Kahchun, who now travels regularly across the US, the UK and Europe, is also thankful for his parents’ support. His A-level results had earned him a place to read Physics at the University of Cambridge but instead, he opted for a scholarship to study at the Yong Siew Toh Conservatory of Music at the National University of Singapore. “I told my parents that I had been diligent all my life and that I had got my As, so please give me the freedom to pursue music as a life, not just as a hobby,” he says. “They respected my decision. Everything that I am a part of now, it was attainable only because of their unfailing support.” His supportive parents now attend all his concerts in Singapore, and have also gone to some in Japan that he has flown them to.

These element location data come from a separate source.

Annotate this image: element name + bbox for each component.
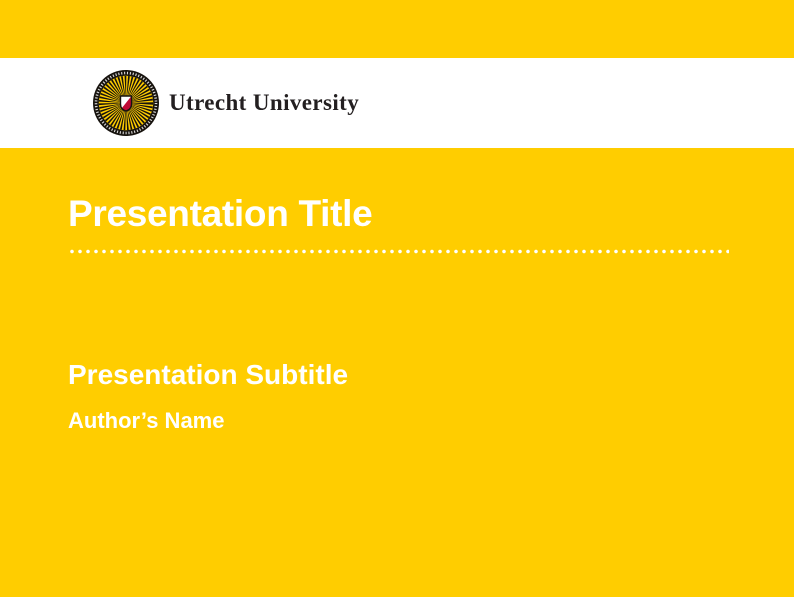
university-wordmark: Utrecht University [169, 90, 359, 116]
author-name: Author’s Name [68, 408, 794, 433]
presentation-title: Presentation Title [68, 194, 794, 235]
title-slide: Utrecht University Presentation Title Pr… [0, 0, 794, 597]
slide-body: Presentation Title Presentation Subtitle… [0, 148, 794, 597]
header-band: Utrecht University [0, 58, 794, 148]
top-accent-bar [0, 0, 794, 58]
dotted-separator [68, 248, 729, 255]
utrecht-shield-icon [121, 96, 132, 111]
presentation-subtitle: Presentation Subtitle [68, 359, 794, 391]
utrecht-university-logo-icon [92, 69, 160, 137]
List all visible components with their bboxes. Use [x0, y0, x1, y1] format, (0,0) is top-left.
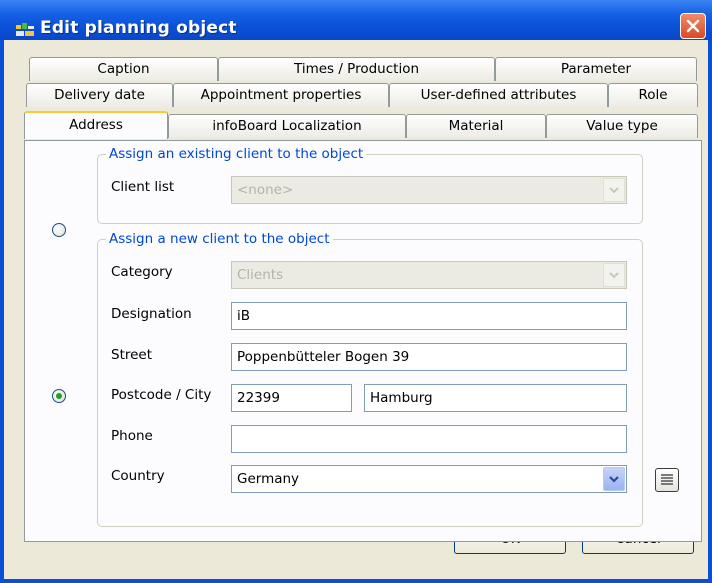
client-list-label: Client list [111, 179, 175, 195]
tab-value-type[interactable]: Value type [546, 114, 698, 138]
existing-client-radio[interactable] [52, 223, 66, 237]
tab-material[interactable]: Material [406, 114, 546, 138]
dialog-window: Edit planning object Caption Times / Pro… [0, 0, 712, 583]
country-dropdown-button[interactable] [603, 467, 625, 491]
phone-label: Phone [111, 428, 153, 444]
phone-field[interactable] [231, 425, 627, 453]
tab-times-production[interactable]: Times / Production [218, 57, 495, 81]
tab-address[interactable]: Address [24, 111, 168, 139]
chevron-down-icon [609, 272, 619, 279]
tab-infoboard-localization[interactable]: infoBoard Localization [168, 114, 406, 138]
country-label: Country [111, 468, 165, 484]
category-dropdown[interactable]: Clients [231, 261, 627, 289]
list-icon [661, 474, 673, 485]
category-label: Category [111, 264, 173, 280]
country-dropdown[interactable]: Germany [231, 465, 627, 493]
new-client-radio[interactable] [52, 389, 66, 403]
tab-appointment-properties[interactable]: Appointment properties [173, 83, 389, 107]
street-field[interactable]: Poppenbütteler Bogen 39 [231, 343, 627, 371]
client-list-dropdown[interactable]: <none> [231, 176, 627, 204]
title-bar[interactable]: Edit planning object [0, 0, 712, 40]
new-client-legend: Assign a new client to the object [109, 231, 330, 247]
planning-object-icon [16, 23, 34, 36]
designation-field[interactable]: iB [231, 302, 627, 330]
tab-parameter[interactable]: Parameter [495, 57, 697, 81]
postcode-field[interactable]: 22399 [231, 384, 352, 412]
client-list-dropdown-button[interactable] [603, 178, 625, 202]
tab-user-defined-attributes[interactable]: User-defined attributes [389, 83, 608, 107]
existing-client-legend: Assign an existing client to the object [109, 146, 364, 162]
dialog-body: Caption Times / Production Parameter Del… [4, 40, 708, 579]
category-dropdown-button[interactable] [603, 263, 625, 287]
tab-delivery-date[interactable]: Delivery date [26, 83, 173, 107]
country-list-button[interactable] [655, 468, 679, 492]
designation-label: Designation [111, 306, 192, 322]
chevron-down-icon [609, 476, 619, 483]
category-value: Clients [237, 267, 284, 283]
tab-caption[interactable]: Caption [29, 57, 218, 81]
close-icon [686, 19, 700, 33]
tab-role[interactable]: Role [608, 83, 698, 107]
city-field[interactable]: Hamburg [364, 384, 627, 412]
client-list-value: <none> [237, 182, 294, 198]
postcode-city-label: Postcode / City [111, 387, 212, 403]
window-title: Edit planning object [40, 18, 237, 38]
chevron-down-icon [609, 187, 619, 194]
street-label: Street [111, 347, 153, 363]
address-tab-panel: Assign an existing client to the object … [24, 140, 702, 542]
close-button[interactable] [680, 13, 706, 39]
radio-selected-dot [56, 393, 62, 399]
country-value: Germany [237, 471, 300, 487]
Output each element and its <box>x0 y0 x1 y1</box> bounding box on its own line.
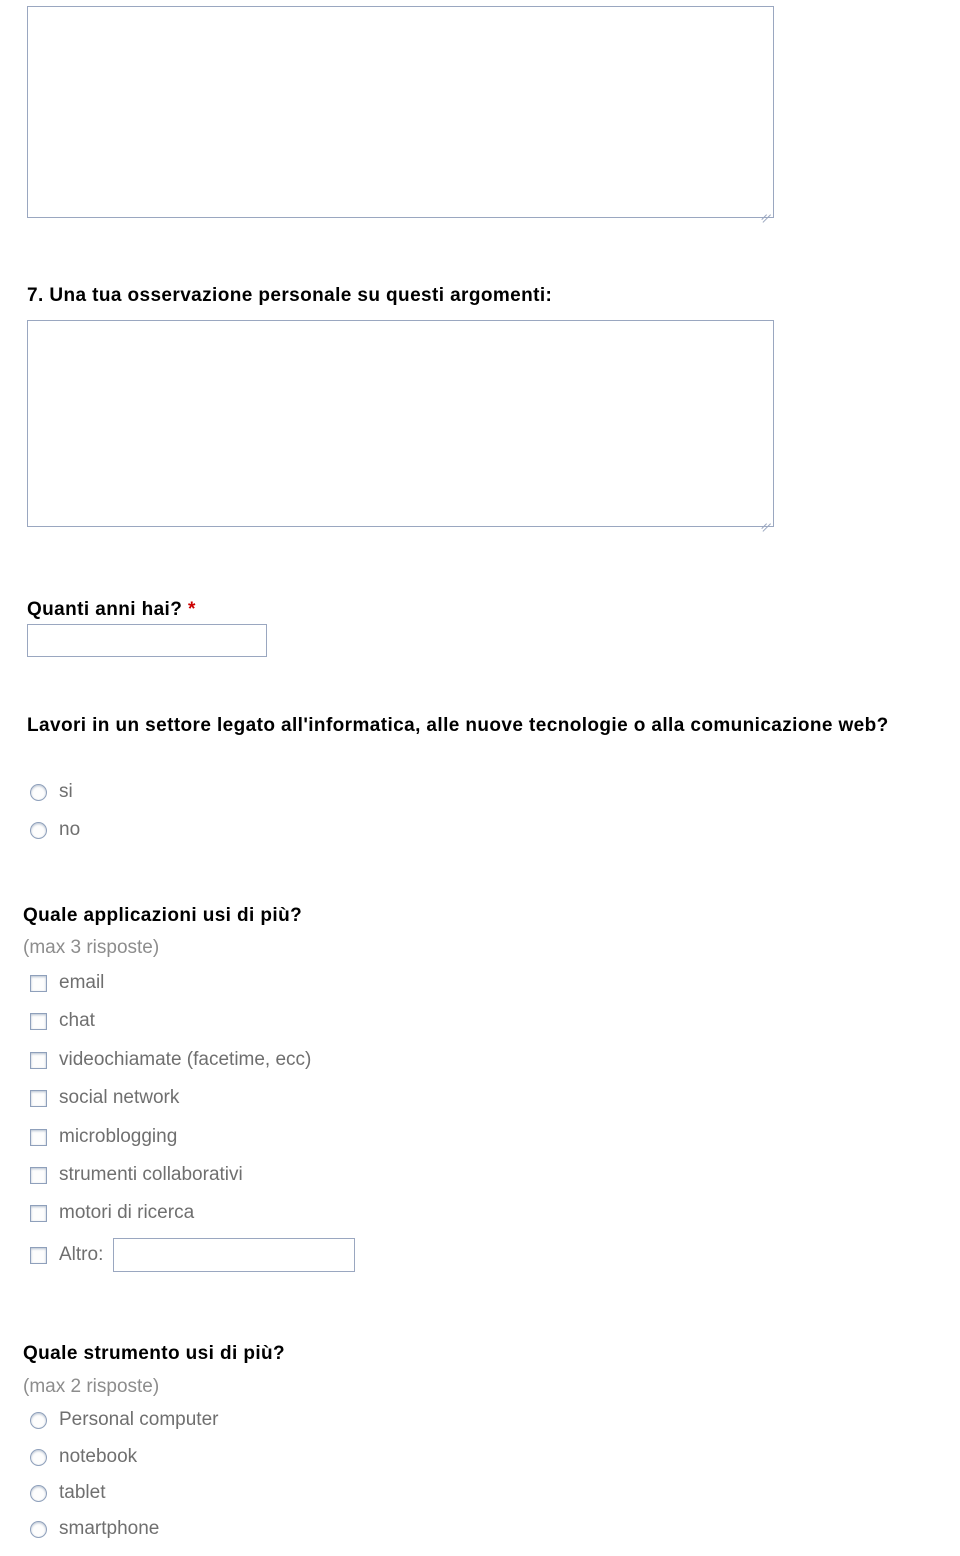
option-label: smartphone <box>59 1518 160 1539</box>
resize-grip-icon[interactable] <box>759 513 771 532</box>
previous-question-textarea[interactable] <box>27 6 774 223</box>
question-age-input[interactable] <box>27 624 267 657</box>
checkbox-icon[interactable] <box>30 1166 47 1184</box>
option-apps-email[interactable]: email <box>30 972 104 994</box>
checkbox-icon[interactable] <box>30 1012 47 1030</box>
radio-icon[interactable] <box>30 1448 47 1466</box>
option-label: tablet <box>59 1482 106 1503</box>
question-sector-heading: Lavori in un settore legato all'informat… <box>27 712 917 740</box>
option-label: email <box>59 972 105 993</box>
resize-grip-icon[interactable] <box>759 204 771 223</box>
option-device-smartphone[interactable]: smartphone <box>30 1518 159 1540</box>
option-label: notebook <box>59 1446 138 1467</box>
option-label: Personal computer <box>59 1409 219 1430</box>
radio-icon[interactable] <box>30 1520 47 1538</box>
option-altro-input[interactable] <box>113 1238 356 1272</box>
checkbox-icon[interactable] <box>30 1051 47 1069</box>
option-label: motori di ricerca <box>59 1202 195 1223</box>
option-apps-altro[interactable]: Altro: <box>30 1238 356 1272</box>
question-7-heading: 7. Una tua osservazione personale su que… <box>27 282 847 310</box>
option-label: si <box>59 781 73 802</box>
option-apps-social-network[interactable]: social network <box>30 1087 179 1109</box>
option-label: chat <box>59 1010 95 1031</box>
checkbox-icon[interactable] <box>30 974 47 992</box>
question-apps-heading: Quale applicazioni usi di più? <box>23 902 623 930</box>
question-sector-label: Lavori in un settore legato all'informat… <box>27 715 889 736</box>
option-apps-motori-di-ricerca[interactable]: motori di ricerca <box>30 1202 194 1224</box>
option-label: no <box>59 819 81 840</box>
option-sector-no[interactable]: no <box>30 819 80 841</box>
radio-icon[interactable] <box>30 783 47 801</box>
option-label: microblogging <box>59 1126 178 1147</box>
question-7-number: 7. <box>27 285 44 306</box>
checkbox-icon[interactable] <box>30 1204 47 1222</box>
checkbox-icon[interactable] <box>30 1246 47 1264</box>
question-apps-sublabel: (max 3 risposte) <box>23 937 160 958</box>
radio-icon[interactable] <box>30 1411 47 1429</box>
question-7-textarea[interactable] <box>27 320 774 532</box>
radio-icon[interactable] <box>30 821 47 839</box>
question-device-heading: Quale strumento usi di più? <box>23 1340 623 1368</box>
checkbox-icon[interactable] <box>30 1128 47 1146</box>
option-label: Altro: <box>59 1244 104 1265</box>
option-device-notebook[interactable]: notebook <box>30 1446 137 1468</box>
question-age-heading: Quanti anni hai? * <box>27 596 627 624</box>
question-device-sublabel: (max 2 risposte) <box>23 1376 160 1397</box>
option-sector-si[interactable]: si <box>30 781 73 803</box>
option-label: strumenti collaborativi <box>59 1164 243 1185</box>
option-apps-chat[interactable]: chat <box>30 1010 95 1032</box>
option-device-tablet[interactable]: tablet <box>30 1482 105 1504</box>
required-marker: * <box>187 599 196 620</box>
option-label: social network <box>59 1087 180 1108</box>
form-page: 7. Una tua osservazione personale su que… <box>0 0 960 1556</box>
radio-icon[interactable] <box>30 1484 47 1502</box>
question-7-label: Una tua osservazione personale su questi… <box>49 285 553 306</box>
option-apps-videochiamate[interactable]: videochiamate (facetime, ecc) <box>30 1049 311 1071</box>
option-apps-microblogging[interactable]: microblogging <box>30 1126 177 1148</box>
question-apps-label: Quale applicazioni usi di più? <box>23 905 303 926</box>
option-device-personal-computer[interactable]: Personal computer <box>30 1409 218 1431</box>
option-apps-strumenti-collaborativi[interactable]: strumenti collaborativi <box>30 1164 243 1186</box>
question-age-label: Quanti anni hai? <box>27 599 183 620</box>
option-label: videochiamate (facetime, ecc) <box>59 1049 312 1070</box>
question-device-label: Quale strumento usi di più? <box>23 1343 286 1364</box>
checkbox-icon[interactable] <box>30 1089 47 1107</box>
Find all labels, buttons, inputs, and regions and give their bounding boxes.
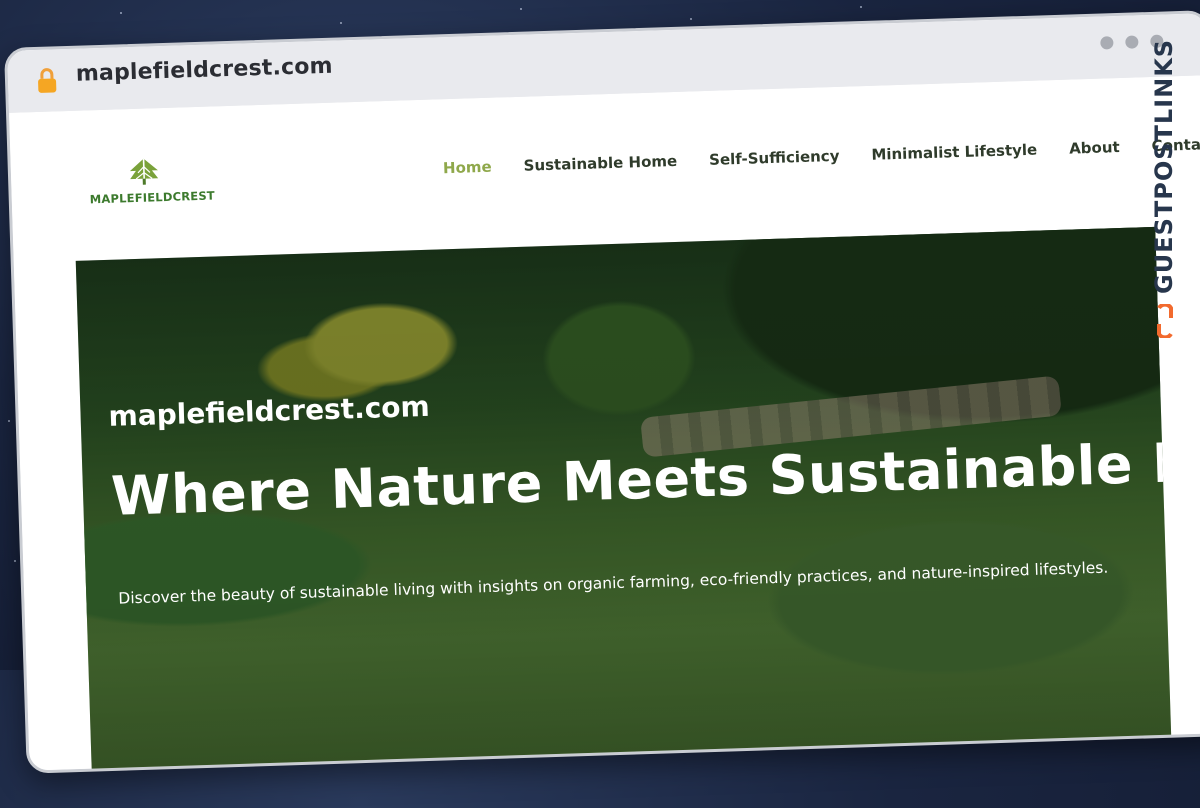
main-nav: Home Sustainable Home Self-Sufficiency M… <box>443 135 1200 177</box>
window-dot-icon[interactable] <box>1125 35 1139 49</box>
lock-icon <box>38 68 57 93</box>
site-logo[interactable]: MAPLEFIELDCREST <box>89 155 216 207</box>
browser-window: maplefieldcrest.com MAPLEFIELDCREST Home <box>4 10 1200 774</box>
hero-site-name: maplefieldcrest.com <box>108 389 431 433</box>
guestpostlinks-watermark: GUESTPOSTLINKS <box>1146 39 1186 354</box>
web-page: MAPLEFIELDCREST Home Sustainable Home Se… <box>9 75 1200 774</box>
link-logo-icon <box>1157 304 1173 338</box>
hero-banner: maplefieldcrest.com Where Nature Meets S… <box>75 226 1172 774</box>
window-dot-icon[interactable] <box>1100 36 1114 50</box>
hero-title: Where Nature Meets Sustainable Living <box>110 426 1172 528</box>
tree-logo-icon <box>129 158 159 185</box>
nav-item-sustainable-home[interactable]: Sustainable Home <box>523 152 677 175</box>
hero-subtitle: Discover the beauty of sustainable livin… <box>118 558 1109 608</box>
logo-text: MAPLEFIELDCREST <box>89 188 216 207</box>
address-bar-url[interactable]: maplefieldcrest.com <box>75 54 333 87</box>
nav-item-self-sufficiency[interactable]: Self-Sufficiency <box>709 147 840 169</box>
nav-item-home[interactable]: Home <box>443 158 492 178</box>
nav-item-about[interactable]: About <box>1069 138 1120 158</box>
guestpostlinks-text: GUESTPOSTLINKS <box>1150 38 1178 294</box>
nav-item-minimalist-lifestyle[interactable]: Minimalist Lifestyle <box>871 141 1037 164</box>
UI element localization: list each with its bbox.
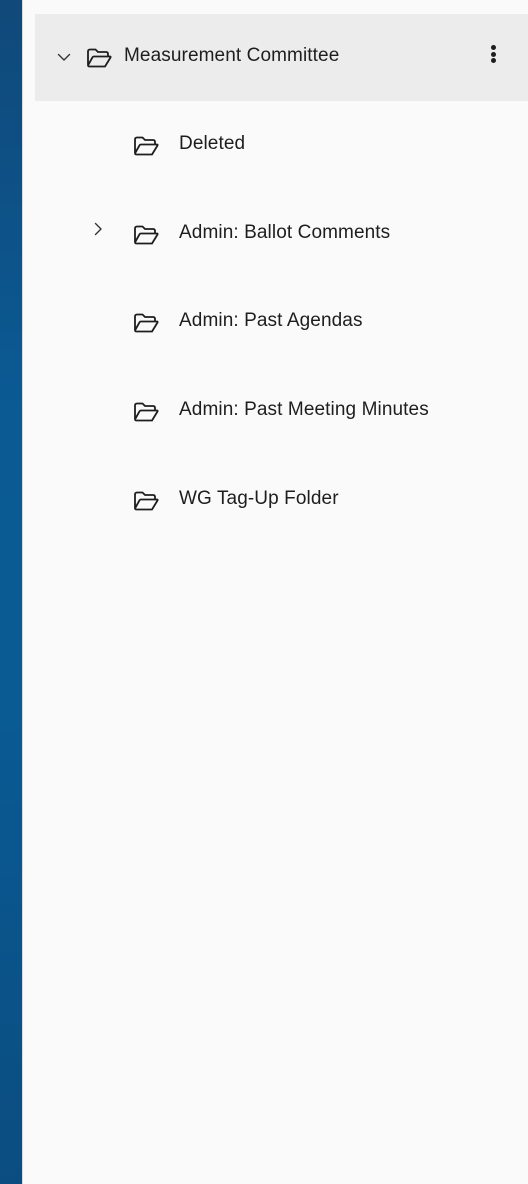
folder-tree-panel: Measurement Committee Deleted Admin: Bal…: [22, 0, 528, 1184]
folder-open-icon: [133, 401, 159, 423]
tree-item-deleted[interactable]: Deleted: [35, 101, 528, 189]
folder-open-icon: [86, 47, 112, 69]
tree-item-measurement-committee[interactable]: Measurement Committee: [35, 14, 528, 101]
more-vertical-icon[interactable]: [487, 42, 499, 66]
folder-open-icon: [133, 490, 159, 512]
tree-item-label: Measurement Committee: [124, 45, 340, 66]
folder-open-icon: [133, 312, 159, 334]
chevron-right-icon[interactable]: [90, 221, 106, 237]
tree-item-wg-tag-up-folder[interactable]: WG Tag-Up Folder: [35, 453, 528, 541]
folder-open-icon: [133, 135, 159, 157]
tree-item-label: Deleted: [179, 133, 246, 154]
tree-item-admin-past-agendas[interactable]: Admin: Past Agendas: [35, 277, 528, 365]
dot: [490, 58, 496, 63]
folder-tree: Measurement Committee Deleted Admin: Bal…: [35, 14, 528, 541]
dot: [490, 45, 496, 50]
tree-item-admin-ballot-comments[interactable]: Admin: Ballot Comments: [35, 189, 528, 277]
tree-item-label: WG Tag-Up Folder: [179, 488, 339, 509]
folder-open-icon: [133, 224, 159, 246]
dot: [490, 51, 496, 57]
tree-item-admin-past-meeting-minutes[interactable]: Admin: Past Meeting Minutes: [35, 365, 528, 453]
chevron-down-icon[interactable]: [56, 49, 72, 65]
tree-item-label: Admin: Ballot Comments: [179, 222, 391, 243]
tree-item-label: Admin: Past Meeting Minutes: [179, 399, 429, 420]
tree-item-label: Admin: Past Agendas: [179, 310, 363, 331]
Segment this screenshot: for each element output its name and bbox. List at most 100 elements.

While Kahchun did not face resistance from his family, he has met challenges along the way. He remembers that his ambition was “vastly unsupported” by those around him in school — even from a young age. In primary school, a teacher had asked the students what they wanted to become when they grew up. When Kahchun answered “musician”, the teacher and classmates laughed at him. “From this experience, I thought that I had to prove them wrong and that I was not joking about my ambition,” he recalls. Fortunately, he found mentors and friends who believed in his dreams over the years. He added: “I always had the good luck of encountering new opportunities.” In junior college, he auditioned for the Singapore National Youth Orchestra a few times but was never selected. However, he then ended up standing in for a schoolmate who could not make it for practice and the teachers there enjoyed his performance and invited him to stay on.